Today marks the first ceremonial pot of chili of Autumn 2005. When I first moved to Greece I was somewhat worried. Would I be able to get kidney beans? Chili powder? Amazingly enough, the answer was yes. And it seems that Jerry Seinfeld's prop master uses the same kidney beans, because we were watching Seinfeld the other day and lo and behold, he had the same brand of kidney beans (S&W) on his kitchen shelf. How weird.
My husband, of course, had never really had chili until he met me. Now he is an addict, and he bugs me daily for a pot of chili. I had to make a firm rule: only in the fall and winter months. For some reason chili just doesn't taste right when it is warm outside, just like soup. I even cooked chili for the in-laws once, although I wasn't really sure they liked it.
The best thing about this recipe is that it is easy to whip up. I have no idea where the recipe originally came from, all I know is it is the one my mother always used. In the interest of recipe sharing, here goes:
1 tbsp olive oil (or more or less to taste)

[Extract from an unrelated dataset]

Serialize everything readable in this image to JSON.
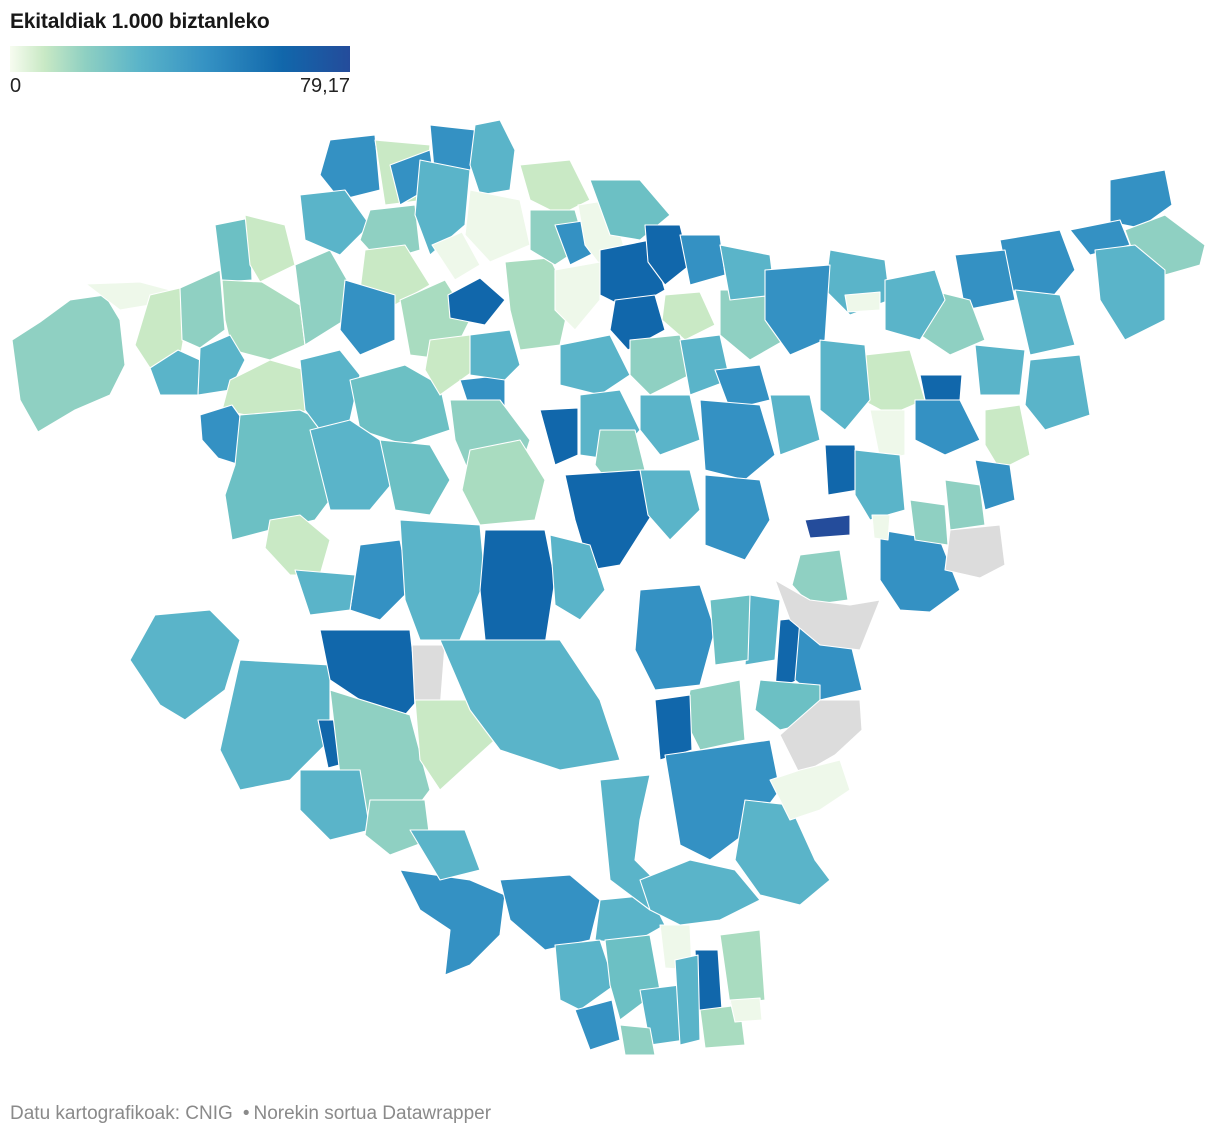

chopped fresh garlic to taste (I usually use a couple of cloves)
1 lb (half kilo) ground beef (can also use ground pork or turkey)
one medium green pepper, chopped
one small onion, chopped
1 16 oz can (432 grams) dark red kidney beans
500 grams of tomato sauce (or 2- 8oz cans of tomato use, I used to use Hunt's in the U.S.)

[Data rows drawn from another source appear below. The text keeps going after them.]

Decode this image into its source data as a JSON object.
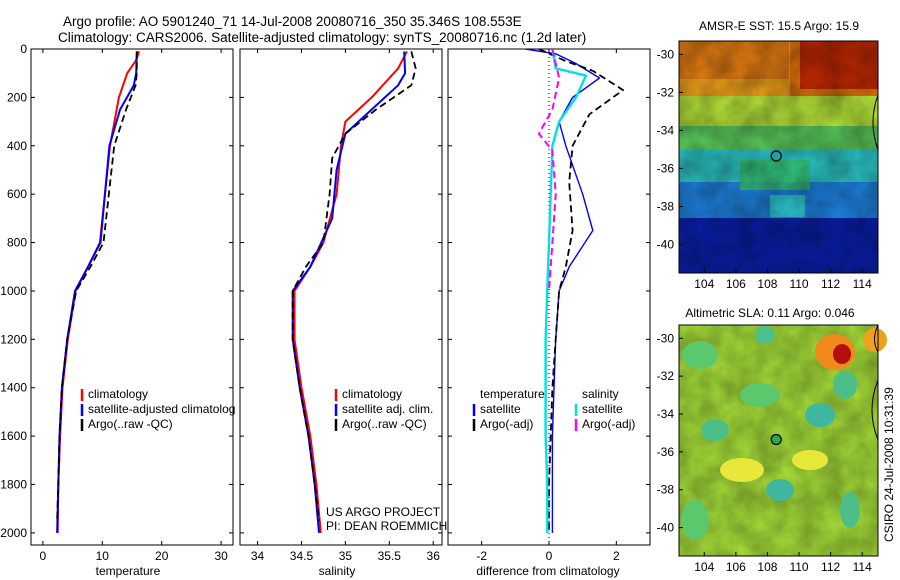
{
  "header": {
    "line1": "Argo profile: AO 5901240_71 14-Jul-2008 20080716_350 35.346S 108.553E",
    "line2": "Climatology: CARS2006. Satellite-adjusted climatology: synTS_20080716.nc (1.2d later)"
  },
  "side_text": "CSIRO 24-Jul-2008 10:31:39",
  "colors": {
    "climatology": "#ff0000",
    "satellite": "#0000ff",
    "argo": "#000000",
    "sat_salinity": "#00e0e0",
    "argo_salinity": "#ff00ff"
  },
  "chart_data": [
    {
      "type": "line",
      "panel": "temperature",
      "xlabel": "temperature",
      "ylabel": "",
      "xlim": [
        -2,
        32
      ],
      "ylim": [
        2050,
        0
      ],
      "xticks": [
        "0",
        "10",
        "20",
        "30"
      ],
      "yticks": [
        "0",
        "200",
        "400",
        "600",
        "800",
        "1000",
        "1200",
        "1400",
        "1600",
        "1800",
        "2000"
      ],
      "legend": [
        "climatology",
        "satellite-adjusted climatolog",
        "Argo(..raw -QC)"
      ],
      "series": [
        {
          "name": "climatology",
          "color": "#ff0000",
          "dash": "",
          "width": 2,
          "points": [
            [
              16.2,
              10
            ],
            [
              15.6,
              50
            ],
            [
              14.2,
              100
            ],
            [
              12.8,
              200
            ],
            [
              11.3,
              400
            ],
            [
              9.6,
              800
            ],
            [
              7.6,
              900
            ],
            [
              5.5,
              1000
            ],
            [
              4.2,
              1200
            ],
            [
              3.3,
              1400
            ],
            [
              2.9,
              1600
            ],
            [
              2.6,
              1800
            ],
            [
              2.5,
              2000
            ]
          ]
        },
        {
          "name": "satellite-adjusted climatolog",
          "color": "#0000ff",
          "dash": "",
          "width": 2,
          "points": [
            [
              15.8,
              10
            ],
            [
              15.7,
              100
            ],
            [
              15.3,
              150
            ],
            [
              13.0,
              250
            ],
            [
              11.2,
              400
            ],
            [
              9.7,
              800
            ],
            [
              7.6,
              900
            ],
            [
              5.4,
              1000
            ],
            [
              4.1,
              1200
            ],
            [
              3.2,
              1400
            ],
            [
              2.8,
              1600
            ],
            [
              2.6,
              1800
            ],
            [
              2.4,
              2000
            ]
          ]
        },
        {
          "name": "Argo(..raw -QC)",
          "color": "#000000",
          "dash": "7,4",
          "width": 1.8,
          "points": [
            [
              15.8,
              10
            ],
            [
              15.8,
              100
            ],
            [
              15.6,
              150
            ],
            [
              14.0,
              250
            ],
            [
              12.0,
              400
            ],
            [
              10.2,
              800
            ],
            [
              8.0,
              900
            ],
            [
              5.6,
              1000
            ],
            [
              4.1,
              1200
            ],
            [
              3.2,
              1400
            ],
            [
              2.8,
              1600
            ],
            [
              2.6,
              1800
            ],
            [
              2.4,
              1950
            ]
          ]
        }
      ]
    },
    {
      "type": "line",
      "panel": "salinity",
      "xlabel": "salinity",
      "xlim": [
        33.8,
        36.1
      ],
      "ylim": [
        2050,
        0
      ],
      "xticks": [
        "34",
        "34.5",
        "35",
        "35.5",
        "36"
      ],
      "legend": [
        "climatology",
        "satellite adj. clim.",
        "Argo(..raw -QC)"
      ],
      "annotation": [
        "US ARGO PROJECT",
        "PI: DEAN ROEMMICH"
      ],
      "series": [
        {
          "name": "climatology",
          "color": "#ff0000",
          "dash": "",
          "width": 2,
          "points": [
            [
              35.7,
              10
            ],
            [
              35.6,
              80
            ],
            [
              35.3,
              200
            ],
            [
              35.0,
              300
            ],
            [
              34.95,
              400
            ],
            [
              34.9,
              600
            ],
            [
              34.75,
              800
            ],
            [
              34.6,
              900
            ],
            [
              34.42,
              1000
            ],
            [
              34.42,
              1200
            ],
            [
              34.5,
              1400
            ],
            [
              34.6,
              1600
            ],
            [
              34.67,
              1800
            ],
            [
              34.72,
              2000
            ]
          ]
        },
        {
          "name": "satellite adj. clim.",
          "color": "#0000ff",
          "dash": "",
          "width": 2,
          "points": [
            [
              35.67,
              10
            ],
            [
              35.68,
              100
            ],
            [
              35.6,
              150
            ],
            [
              35.3,
              250
            ],
            [
              35.0,
              350
            ],
            [
              34.9,
              500
            ],
            [
              34.85,
              700
            ],
            [
              34.6,
              900
            ],
            [
              34.4,
              1000
            ],
            [
              34.4,
              1200
            ],
            [
              34.48,
              1400
            ],
            [
              34.58,
              1600
            ],
            [
              34.65,
              1800
            ],
            [
              34.7,
              2000
            ]
          ]
        },
        {
          "name": "Argo(..raw -QC)",
          "color": "#000000",
          "dash": "7,4",
          "width": 1.8,
          "points": [
            [
              35.75,
              10
            ],
            [
              35.8,
              80
            ],
            [
              35.75,
              150
            ],
            [
              35.35,
              250
            ],
            [
              35.0,
              350
            ],
            [
              34.85,
              450
            ],
            [
              34.82,
              600
            ],
            [
              34.75,
              800
            ],
            [
              34.55,
              900
            ],
            [
              34.4,
              1000
            ],
            [
              34.4,
              1200
            ],
            [
              34.48,
              1400
            ],
            [
              34.58,
              1600
            ],
            [
              34.65,
              1800
            ],
            [
              34.7,
              1950
            ]
          ]
        }
      ]
    },
    {
      "type": "line",
      "panel": "difference",
      "xlabel": "difference from climatology",
      "xlim": [
        -3,
        3
      ],
      "ylim": [
        2050,
        0
      ],
      "xticks": [
        "-2",
        "0",
        "2"
      ],
      "legend_groups": [
        {
          "title": "temperature",
          "items": [
            "satellite",
            "Argo(-adj)"
          ]
        },
        {
          "title": "salinity",
          "items": [
            "satellite",
            "Argo(-adj)"
          ]
        }
      ],
      "series": [
        {
          "name": "temperature satellite",
          "color": "#0000ff",
          "dash": "",
          "width": 1.4,
          "points": [
            [
              -0.7,
              0
            ],
            [
              0.2,
              20
            ],
            [
              0.8,
              60
            ],
            [
              1.5,
              120
            ],
            [
              0.7,
              200
            ],
            [
              0.3,
              300
            ],
            [
              0.5,
              400
            ],
            [
              1.0,
              600
            ],
            [
              1.3,
              750
            ],
            [
              0.6,
              900
            ],
            [
              0.3,
              1000
            ],
            [
              0.2,
              1200
            ],
            [
              0.15,
              1400
            ],
            [
              0.1,
              1600
            ],
            [
              0.1,
              1800
            ],
            [
              0.1,
              2000
            ]
          ]
        },
        {
          "name": "temperature Argo(-adj)",
          "color": "#000000",
          "dash": "7,4",
          "width": 1.8,
          "points": [
            [
              -0.3,
              0
            ],
            [
              0.5,
              50
            ],
            [
              1.3,
              90
            ],
            [
              2.2,
              170
            ],
            [
              1.2,
              270
            ],
            [
              0.7,
              400
            ],
            [
              0.6,
              550
            ],
            [
              0.7,
              750
            ],
            [
              0.5,
              900
            ],
            [
              0.3,
              1000
            ],
            [
              0.2,
              1200
            ],
            [
              0.1,
              1400
            ],
            [
              0.05,
              1600
            ],
            [
              0.0,
              1800
            ],
            [
              0.0,
              2000
            ]
          ]
        },
        {
          "name": "salinity satellite",
          "color": "#00e0e0",
          "dash": "",
          "width": 2.4,
          "points": [
            [
              0.1,
              0
            ],
            [
              0.2,
              80
            ],
            [
              1.1,
              110
            ],
            [
              0.8,
              200
            ],
            [
              0.3,
              300
            ],
            [
              0.1,
              400
            ],
            [
              0.05,
              600
            ],
            [
              0.0,
              800
            ],
            [
              -0.05,
              1000
            ],
            [
              -0.1,
              1200
            ],
            [
              -0.1,
              1400
            ],
            [
              -0.1,
              1600
            ],
            [
              -0.05,
              1800
            ],
            [
              -0.05,
              2000
            ]
          ]
        },
        {
          "name": "salinity Argo(-adj)",
          "color": "#ff00ff",
          "dash": "7,4",
          "width": 2,
          "points": [
            [
              0.1,
              0
            ],
            [
              0.3,
              120
            ],
            [
              0.1,
              250
            ],
            [
              -0.3,
              350
            ],
            [
              0.1,
              420
            ],
            [
              0.2,
              600
            ],
            [
              0.1,
              800
            ],
            [
              0.0,
              1000
            ]
          ]
        }
      ]
    },
    {
      "type": "heatmap",
      "panel": "sst_map",
      "title": "AMSR-E SST: 15.5  Argo: 15.9",
      "xticks": [
        "104",
        "106",
        "108",
        "110",
        "112",
        "114"
      ],
      "yticks": [
        "-30",
        "-32",
        "-34",
        "-36",
        "-38",
        "-40"
      ],
      "xlim": [
        102.4,
        115.0
      ],
      "ylim": [
        -41.5,
        -29.3
      ],
      "marker": {
        "lon": 108.553,
        "lat": -35.346
      }
    },
    {
      "type": "heatmap",
      "panel": "sla_map",
      "title": "Altimetric SLA: 0.11  Argo: 0.046",
      "xticks": [
        "104",
        "106",
        "108",
        "110",
        "112",
        "114"
      ],
      "yticks": [
        "-30",
        "-32",
        "-34",
        "-36",
        "-38",
        "-40"
      ],
      "xlim": [
        102.4,
        115.0
      ],
      "ylim": [
        -41.5,
        -29.3
      ],
      "marker": {
        "lon": 108.553,
        "lat": -35.346
      }
    }
  ]
}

1 tsp chili powder (or more or less to taste, I usually use more)
half tsp pepper
salt to taste
Mix oil, garlic, and meat in large pot, brown meat until done
Lower heat to medium, then add green pepper, onion, and beans with their juice, stir well into meat mixture
Stir in tomato sauce
Stir in spices
Bring to a boil, stirring occasionally. Let simmer on a low temperature for 45 to 90 minutes (depending on how thick you like your chili) stirring occasionally. Do not cover.
We usually top with grated cheddar cheese and tabasco sauce, some people top with sour cream as well. Great with fresh bread or cornbread.